Он кивнул в сторону ГУМа и посмотрел на Сергея взглядом, провоцирующим сентиментальность. Сергей сразу понял источник своей первоначальной тревоги и почувствовал, как близка опасность.

– Ну ладно, я пошел, – сказал он и уже отошел на несколько шагов, но тут его догнал Генка.

– Ты понимаешь, – забормотал он, косея от стыда, – покупаем подарок… Два рубля не хватает… до стипендии…

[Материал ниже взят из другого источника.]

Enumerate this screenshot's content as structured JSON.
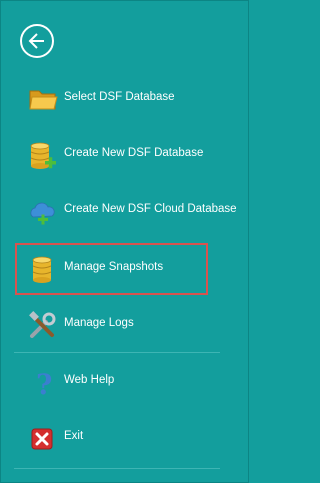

– Рубль могу дать, – сказал Сергей, хотя и рубля не хотел давать, но почему-то совсем отказать не мог и даже стал объяснять, что у него шесть рублей, из которых пять ему самому нужны позарез.

Они снова подошли к земляку, а тот продолжал стоять на месте с мрачной величавостью, словно происходящее к нему никакого отношения не имело, хотя к нему именно все это имело самое прямое отношение. Видно, он был на мели, а им сейчас хотелось выпить, и именно здесь, в ГУМе, где тогда продавали шампанское в розлив.

Сергей расстегнул плащ и, забыв, что он без пиджака, ринулся было в пиджачный карман, потом вспомнил, что деньги в брюках. И, стыдясь, что он по слабости не смог им отказать, и стыдясь того, что он им дает меньше того, что они просят, и стыдясь того, что он как бы оправдывается перед ними, достал из кармана кошелек.

Открыв его, он вынул оттуда две трешки, словно наличие именно той суммы, которую он назвал, и должно было доказывать, что пять рублей из них ему в самом деле нужны.

– Есть сдача? – спросил Сергей, показывая трешку. Генка отрицательно замотал головой. Земляк оставался мрачен и величав в своем темно-синем плаще и модном гороховом галстуке над белоснежной сорочкой.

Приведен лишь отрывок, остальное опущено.